Beauty in popular Indian Cinema has served the male gaze for a long long time. As someone who came of age in the early noughts, the leading ladies I was exposed to often appeared polished and flawless. It was not until I watched Deepa Mehta’s Water (2005) in college that I knew I had been betrayed. It was a kind of reverse culture shock: the world and women, created by the auteur were strange to me. Thus began my film education. Since then, I’ve actively sought women’s stories especially brought to life by women, with empathy and realness. Indeed, beauty seen through the lens of a female creator is unique, but what exactly makes it so?
On a closer look, it is revealed that the magic lies in the remarkable details that make up female characters in films made by women creators. The unkempt, Day Three hair on Bhumi Pednekar in Zoya Akhtar’s Netflix anthology Lust Stories (2018) is in-line with the disassociation her character is shown to be feeling. The women in films written and/ or directed by other women look like our mothers, neighbours, sisters, peers and strangers on the street. Just look at Konkana Sen Sharma’s bare-bones portrayal of a disillusioned housewife on the brink of a breakdown in Alankrita Shrivastava’s Dolly Kitty Aur Woh Chamakte Sitare (2020).
For Ashwiny Iyer Tiwari (director of modern gems like Nil Battey Sannata (2016) and Bareilly Ki Barfi (2017), the essence of beauty lies in the character itself. “After keenly observing my actor, I discuss them with my cinematographer, what kind of lighting will elevate the simplicity. Good camera work does not need a lot of make-up. It just needs knowledge and ideas to explore the potential of an actor without making them conscious of how they look. Whether it’s Swara’s love for her kohl eyes despite the character’s background or Kriti’s no make-up plump cheeks and bright eyes enhanced by lighting and camera work–every face is defined by the backstory of the character, which the actors emit through the eyes of the storyteller,” she reflects.

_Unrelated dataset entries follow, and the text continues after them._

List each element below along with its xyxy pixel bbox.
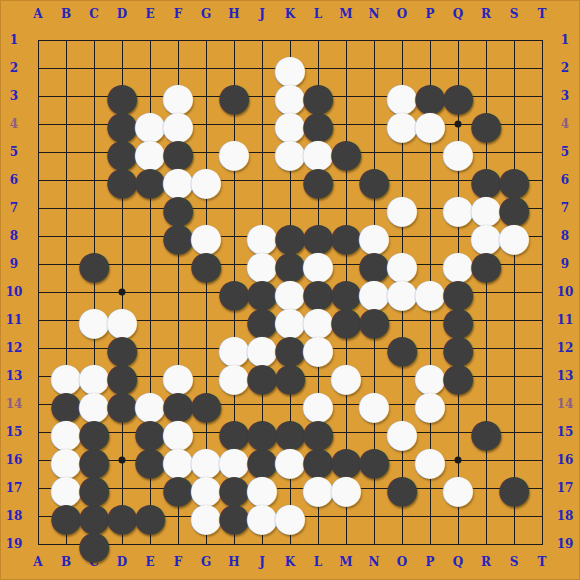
intersection-B19[interactable] [52,530,80,558]
intersection-Q16[interactable] [444,446,472,474]
intersection-D14[interactable]: ● [108,390,136,418]
intersection-T8[interactable] [528,222,556,250]
intersection-N5[interactable] [360,138,388,166]
intersection-N13[interactable] [360,362,388,390]
intersection-P14[interactable]: ● [416,390,444,418]
intersection-A19[interactable] [24,530,52,558]
intersection-Q8[interactable] [444,222,472,250]
intersection-O13[interactable] [388,362,416,390]
intersection-S11[interactable] [500,306,528,334]
intersection-P19[interactable] [416,530,444,558]
intersection-H12[interactable]: ● [220,334,248,362]
intersection-N17[interactable] [360,474,388,502]
intersection-S2[interactable] [500,54,528,82]
intersection-T9[interactable] [528,250,556,278]
intersection-A11[interactable] [24,306,52,334]
intersection-D15[interactable] [108,418,136,446]
intersection-F9[interactable] [164,250,192,278]
intersection-E17[interactable] [136,474,164,502]
intersection-L2[interactable] [304,54,332,82]
intersection-J7[interactable] [248,194,276,222]
intersection-K15[interactable]: ● [276,418,304,446]
intersection-E12[interactable] [136,334,164,362]
intersection-C17[interactable]: ● [80,474,108,502]
intersection-E11[interactable] [136,306,164,334]
intersection-N16[interactable]: ● [360,446,388,474]
intersection-S5[interactable] [500,138,528,166]
intersection-R17[interactable] [472,474,500,502]
intersection-P9[interactable] [416,250,444,278]
intersection-P7[interactable] [416,194,444,222]
intersection-T7[interactable] [528,194,556,222]
intersection-B18[interactable]: ● [52,502,80,530]
intersection-D12[interactable]: ● [108,334,136,362]
intersection-B1[interactable] [52,26,80,54]
intersection-E7[interactable] [136,194,164,222]
intersection-O11[interactable] [388,306,416,334]
intersection-J15[interactable]: ● [248,418,276,446]
intersection-S17[interactable]: ● [500,474,528,502]
intersection-L15[interactable]: ● [304,418,332,446]
intersection-L13[interactable] [304,362,332,390]
intersection-J16[interactable]: ● [248,446,276,474]
intersection-S4[interactable] [500,110,528,138]
intersection-E1[interactable] [136,26,164,54]
intersection-Q19[interactable] [444,530,472,558]
intersection-D19[interactable] [108,530,136,558]
intersection-A6[interactable] [24,166,52,194]
intersection-N4[interactable] [360,110,388,138]
intersection-R2[interactable] [472,54,500,82]
intersection-O6[interactable] [388,166,416,194]
intersection-O4[interactable]: ● [388,110,416,138]
intersection-L18[interactable] [304,502,332,530]
intersection-J9[interactable]: ● [248,250,276,278]
intersection-H17[interactable]: ● [220,474,248,502]
intersection-A4[interactable] [24,110,52,138]
intersection-T1[interactable] [528,26,556,54]
intersection-P12[interactable] [416,334,444,362]
intersection-C7[interactable] [80,194,108,222]
intersection-Q11[interactable]: ● [444,306,472,334]
intersection-F14[interactable]: ● [164,390,192,418]
intersection-B10[interactable] [52,278,80,306]
intersection-K2[interactable]: ● [276,54,304,82]
intersection-T5[interactable] [528,138,556,166]
intersection-T16[interactable] [528,446,556,474]
intersection-P6[interactable] [416,166,444,194]
intersection-T2[interactable] [528,54,556,82]
intersection-M16[interactable]: ● [332,446,360,474]
intersection-R16[interactable] [472,446,500,474]
intersection-T6[interactable] [528,166,556,194]
intersection-H4[interactable] [220,110,248,138]
intersection-G19[interactable] [192,530,220,558]
intersection-N9[interactable]: ● [360,250,388,278]
intersection-B8[interactable] [52,222,80,250]
intersection-O3[interactable]: ● [388,82,416,110]
intersection-A10[interactable] [24,278,52,306]
intersection-K3[interactable]: ● [276,82,304,110]
intersection-L16[interactable]: ● [304,446,332,474]
intersection-P15[interactable] [416,418,444,446]
intersection-B16[interactable]: ● [52,446,80,474]
intersection-H6[interactable] [220,166,248,194]
intersection-D1[interactable] [108,26,136,54]
intersection-M15[interactable] [332,418,360,446]
intersection-C8[interactable] [80,222,108,250]
intersection-M4[interactable] [332,110,360,138]
intersection-C11[interactable]: ● [80,306,108,334]
intersection-S13[interactable] [500,362,528,390]
intersection-N15[interactable] [360,418,388,446]
intersection-Q9[interactable]: ● [444,250,472,278]
intersection-C19[interactable]: ● [80,530,108,558]
intersection-K11[interactable]: ● [276,306,304,334]
intersection-B11[interactable] [52,306,80,334]
intersection-S8[interactable]: ● [500,222,528,250]
intersection-J2[interactable] [248,54,276,82]
intersection-H5[interactable]: ● [220,138,248,166]
intersection-B15[interactable]: ● [52,418,80,446]
intersection-H8[interactable] [220,222,248,250]
intersection-G5[interactable] [192,138,220,166]
intersection-E5[interactable]: ● [136,138,164,166]
intersection-T3[interactable] [528,82,556,110]
intersection-O17[interactable]: ● [388,474,416,502]
intersection-H14[interactable] [220,390,248,418]
intersection-C2[interactable] [80,54,108,82]
intersection-B14[interactable]: ● [52,390,80,418]
intersection-B12[interactable] [52,334,80,362]
intersection-Q14[interactable] [444,390,472,418]
intersection-M5[interactable]: ● [332,138,360,166]
intersection-L1[interactable] [304,26,332,54]
intersection-Q17[interactable]: ● [444,474,472,502]
intersection-E4[interactable]: ● [136,110,164,138]
intersection-D7[interactable] [108,194,136,222]
intersection-N6[interactable]: ● [360,166,388,194]
intersection-M12[interactable] [332,334,360,362]
intersection-O9[interactable]: ● [388,250,416,278]
intersection-T4[interactable] [528,110,556,138]
intersection-K18[interactable]: ● [276,502,304,530]
intersection-C5[interactable] [80,138,108,166]
intersection-Q4[interactable] [444,110,472,138]
intersection-E18[interactable]: ● [136,502,164,530]
intersection-R18[interactable] [472,502,500,530]
intersection-L7[interactable] [304,194,332,222]
intersection-D16[interactable] [108,446,136,474]
intersection-F2[interactable] [164,54,192,82]
intersection-N14[interactable]: ● [360,390,388,418]
intersection-E13[interactable] [136,362,164,390]
intersection-D17[interactable] [108,474,136,502]
intersection-P4[interactable]: ● [416,110,444,138]
intersection-B2[interactable] [52,54,80,82]
intersection-C4[interactable] [80,110,108,138]
intersection-L3[interactable]: ● [304,82,332,110]
intersection-O14[interactable] [388,390,416,418]
intersection-A13[interactable] [24,362,52,390]
intersection-F5[interactable]: ● [164,138,192,166]
intersection-N2[interactable] [360,54,388,82]
intersection-G3[interactable] [192,82,220,110]
intersection-H9[interactable] [220,250,248,278]
intersection-S12[interactable] [500,334,528,362]
intersection-P3[interactable]: ● [416,82,444,110]
intersection-H2[interactable] [220,54,248,82]
intersection-S16[interactable] [500,446,528,474]
intersection-F19[interactable] [164,530,192,558]
intersection-B6[interactable] [52,166,80,194]
intersection-H16[interactable]: ● [220,446,248,474]
intersection-R12[interactable] [472,334,500,362]
intersection-T15[interactable] [528,418,556,446]
intersection-G12[interactable] [192,334,220,362]
intersection-C16[interactable]: ● [80,446,108,474]
intersection-R19[interactable] [472,530,500,558]
intersection-F16[interactable]: ● [164,446,192,474]
intersection-D8[interactable] [108,222,136,250]
intersection-F10[interactable] [164,278,192,306]
intersection-E16[interactable]: ● [136,446,164,474]
intersection-K7[interactable] [276,194,304,222]
intersection-M19[interactable] [332,530,360,558]
intersection-L19[interactable] [304,530,332,558]
intersection-O5[interactable] [388,138,416,166]
intersection-C12[interactable] [80,334,108,362]
intersection-A8[interactable] [24,222,52,250]
intersection-P1[interactable] [416,26,444,54]
intersection-A2[interactable] [24,54,52,82]
intersection-L6[interactable]: ● [304,166,332,194]
intersection-F15[interactable]: ● [164,418,192,446]
intersection-J1[interactable] [248,26,276,54]
intersection-R1[interactable] [472,26,500,54]
intersection-M6[interactable] [332,166,360,194]
intersection-E14[interactable]: ● [136,390,164,418]
intersection-H18[interactable]: ● [220,502,248,530]
intersection-Q18[interactable] [444,502,472,530]
intersection-T19[interactable] [528,530,556,558]
intersection-D10[interactable] [108,278,136,306]
intersection-G1[interactable] [192,26,220,54]
intersection-D6[interactable]: ● [108,166,136,194]
intersection-G4[interactable] [192,110,220,138]
intersection-A18[interactable] [24,502,52,530]
intersection-J4[interactable] [248,110,276,138]
intersection-Q5[interactable]: ● [444,138,472,166]
intersection-F13[interactable]: ● [164,362,192,390]
intersection-Q13[interactable]: ● [444,362,472,390]
intersection-H13[interactable]: ● [220,362,248,390]
intersection-G17[interactable]: ● [192,474,220,502]
intersection-A16[interactable] [24,446,52,474]
intersection-A15[interactable] [24,418,52,446]
intersection-Q2[interactable] [444,54,472,82]
intersection-T17[interactable] [528,474,556,502]
intersection-B13[interactable]: ● [52,362,80,390]
intersection-M10[interactable]: ● [332,278,360,306]
intersection-F8[interactable]: ● [164,222,192,250]
intersection-R13[interactable] [472,362,500,390]
intersection-R4[interactable]: ● [472,110,500,138]
intersection-R11[interactable] [472,306,500,334]
intersection-G6[interactable]: ● [192,166,220,194]
intersection-T18[interactable] [528,502,556,530]
intersection-J10[interactable]: ● [248,278,276,306]
intersection-R6[interactable]: ● [472,166,500,194]
intersection-S10[interactable] [500,278,528,306]
intersection-A5[interactable] [24,138,52,166]
intersection-K5[interactable]: ● [276,138,304,166]
intersection-Q1[interactable] [444,26,472,54]
intersection-H10[interactable]: ● [220,278,248,306]
intersection-M14[interactable] [332,390,360,418]
intersection-J12[interactable]: ● [248,334,276,362]
intersection-S1[interactable] [500,26,528,54]
intersection-S19[interactable] [500,530,528,558]
intersection-M9[interactable] [332,250,360,278]
intersection-A7[interactable] [24,194,52,222]
intersection-A17[interactable] [24,474,52,502]
intersection-C18[interactable]: ● [80,502,108,530]
intersection-K1[interactable] [276,26,304,54]
intersection-T12[interactable] [528,334,556,362]
intersection-A12[interactable] [24,334,52,362]
intersection-S3[interactable] [500,82,528,110]
intersection-M11[interactable]: ● [332,306,360,334]
intersection-R7[interactable]: ● [472,194,500,222]
intersection-N1[interactable] [360,26,388,54]
intersection-D3[interactable]: ● [108,82,136,110]
intersection-O12[interactable]: ● [388,334,416,362]
intersection-F3[interactable]: ● [164,82,192,110]
intersection-L11[interactable]: ● [304,306,332,334]
intersection-M8[interactable]: ● [332,222,360,250]
intersection-F12[interactable] [164,334,192,362]
intersection-L8[interactable]: ● [304,222,332,250]
intersection-P16[interactable]: ● [416,446,444,474]
intersection-G13[interactable] [192,362,220,390]
intersection-F17[interactable]: ● [164,474,192,502]
intersection-N12[interactable] [360,334,388,362]
intersection-B7[interactable] [52,194,80,222]
intersection-M7[interactable] [332,194,360,222]
intersection-P11[interactable] [416,306,444,334]
intersection-N3[interactable] [360,82,388,110]
intersection-C13[interactable]: ● [80,362,108,390]
intersection-O16[interactable] [388,446,416,474]
intersection-N10[interactable]: ● [360,278,388,306]
intersection-E15[interactable]: ● [136,418,164,446]
intersection-T13[interactable] [528,362,556,390]
intersection-Q3[interactable]: ● [444,82,472,110]
intersection-Q15[interactable] [444,418,472,446]
intersection-S9[interactable] [500,250,528,278]
intersection-M3[interactable] [332,82,360,110]
intersection-G8[interactable]: ● [192,222,220,250]
intersection-G2[interactable] [192,54,220,82]
intersection-R14[interactable] [472,390,500,418]
intersection-H3[interactable]: ● [220,82,248,110]
intersection-D18[interactable]: ● [108,502,136,530]
intersection-E3[interactable] [136,82,164,110]
intersection-O7[interactable]: ● [388,194,416,222]
intersection-K10[interactable]: ● [276,278,304,306]
intersection-H1[interactable] [220,26,248,54]
intersection-C14[interactable]: ● [80,390,108,418]
intersection-P17[interactable] [416,474,444,502]
intersection-D11[interactable]: ● [108,306,136,334]
intersection-A14[interactable] [24,390,52,418]
intersection-R3[interactable] [472,82,500,110]
intersection-C15[interactable]: ● [80,418,108,446]
intersection-K4[interactable]: ● [276,110,304,138]
intersection-H7[interactable] [220,194,248,222]
intersection-P13[interactable]: ● [416,362,444,390]
intersection-R5[interactable] [472,138,500,166]
intersection-K14[interactable] [276,390,304,418]
intersection-F6[interactable]: ● [164,166,192,194]
intersection-F4[interactable]: ● [164,110,192,138]
intersection-N18[interactable] [360,502,388,530]
intersection-Q12[interactable]: ● [444,334,472,362]
intersection-K8[interactable]: ● [276,222,304,250]
intersection-S7[interactable]: ● [500,194,528,222]
intersection-G15[interactable] [192,418,220,446]
intersection-Q6[interactable] [444,166,472,194]
intersection-K12[interactable]: ● [276,334,304,362]
intersection-D5[interactable]: ● [108,138,136,166]
intersection-G11[interactable] [192,306,220,334]
intersection-B5[interactable] [52,138,80,166]
intersection-O8[interactable] [388,222,416,250]
intersection-G9[interactable]: ● [192,250,220,278]
intersection-P5[interactable] [416,138,444,166]
intersection-E2[interactable] [136,54,164,82]
intersection-F1[interactable] [164,26,192,54]
intersection-N11[interactable]: ● [360,306,388,334]
intersection-H19[interactable] [220,530,248,558]
intersection-A3[interactable] [24,82,52,110]
intersection-R8[interactable]: ● [472,222,500,250]
intersection-Q7[interactable]: ● [444,194,472,222]
intersection-J19[interactable] [248,530,276,558]
intersection-G14[interactable]: ● [192,390,220,418]
intersection-C10[interactable] [80,278,108,306]
intersection-R10[interactable] [472,278,500,306]
intersection-D2[interactable] [108,54,136,82]
intersection-B4[interactable] [52,110,80,138]
intersection-K13[interactable]: ● [276,362,304,390]
intersection-E6[interactable]: ● [136,166,164,194]
intersection-B9[interactable] [52,250,80,278]
intersection-E10[interactable] [136,278,164,306]
intersection-N7[interactable] [360,194,388,222]
intersection-G16[interactable]: ● [192,446,220,474]
intersection-C3[interactable] [80,82,108,110]
intersection-T10[interactable] [528,278,556,306]
intersection-A1[interactable] [24,26,52,54]
intersection-O2[interactable] [388,54,416,82]
intersection-C9[interactable]: ● [80,250,108,278]
intersection-M1[interactable] [332,26,360,54]
intersection-J18[interactable]: ● [248,502,276,530]
intersection-E9[interactable] [136,250,164,278]
intersection-A9[interactable] [24,250,52,278]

Ashwiny also added, ”To be raw and confident about your inner beauty which reflects externally is what is most important for me. It’s challenging to be simple and have complete clarity and confidence to emote beauty. Especially when it has been subject to immense crucifixion concerning the colour of the skin, the shape of your chin, including the little pimple that just arrived. Seeing my actors let go of their inhibitions is worth every effort of believing in minimalism and the balance of inner beauty and external beauty.”
Screenwriter Kanika Dhillon, who wrote Size Zero (2015), Manmarziyaan (2018) and Judgementall Hai Kya (2019), creates her leading ladies from women who deserve to be role models in her head. “My leading lady is someone who knows her mind, has ambition and wears her flaws proudly. We are a nation that idolizes the notion of a woman who is beautiful inside out. But somehow, my women do not adhere to that. Instead, they adhere to perhaps a norm of wanting to live a full life, doing what they want, having an agency of choice— and that is for them a beautiful life.”
“My women also challenge the moral yardsticks that are handed down from generation after generation of what a very desirable woman should be like. The expectation from women is to be coy, graceful, obedient, and not too opinionated. Strong women are looked down upon in real life, the society does not take to them too kindly and are very quick to judge them. My ladies challenge that because they are at the center of the narrative and are not apologetic about their choices. This is the only way they know how to be,” Kanika further elaborates.
But do filmmakers actually think about beauty aspects while creating their characters on screen? Mira Nair’s Monsoon Wedding (2001) saw Shefali Shah in stunning nude lips and a fresh face, exactly how we were seeing women in their mid-30s. Kanika revealed that she often looks for how much power her characters give to beauty. “It takes a lot of experience and living life to truly understand how to cherish and define beauty. Frankly, we are very age-obsessed and filter-obsessed suddenly; everybody is looking perfect. The idea that a woman loses her grace and looks when she reaches a certain age is what I want to challenge. Youth is not the only definition of beauty, and neither and certain look or size.”
This thought process is apparent in her work on Size Zero where Anushka Shetty’s character flips the negative societal perception of plus size into an empowering experience. The film focuses on beautiful things about her life, experiences, and how she’d like to define beauty. Kanika also hinted towards downplaying one’s attractiveness to fit the idea of a proper woman in society. “Erin Brockovich was shamed for being attractive in the way she dressed. People do not want women to not play up their sexuality because they are intimated by it somehow. I’d say that it is disabling concept that if women are shamed for expressing themselves via beauty. Society should not be given the power to burden them with judgements. What an exciting time to be a movie buff! With so many women taking leadership roles behind the camera and at the writing tables, we are finally treated to stories that may have previously gone unheard. I am sure that my generation of women is ready, our BFFs in tow, to rush to theatres of movies made by women—after all, we’ve waited for long enough.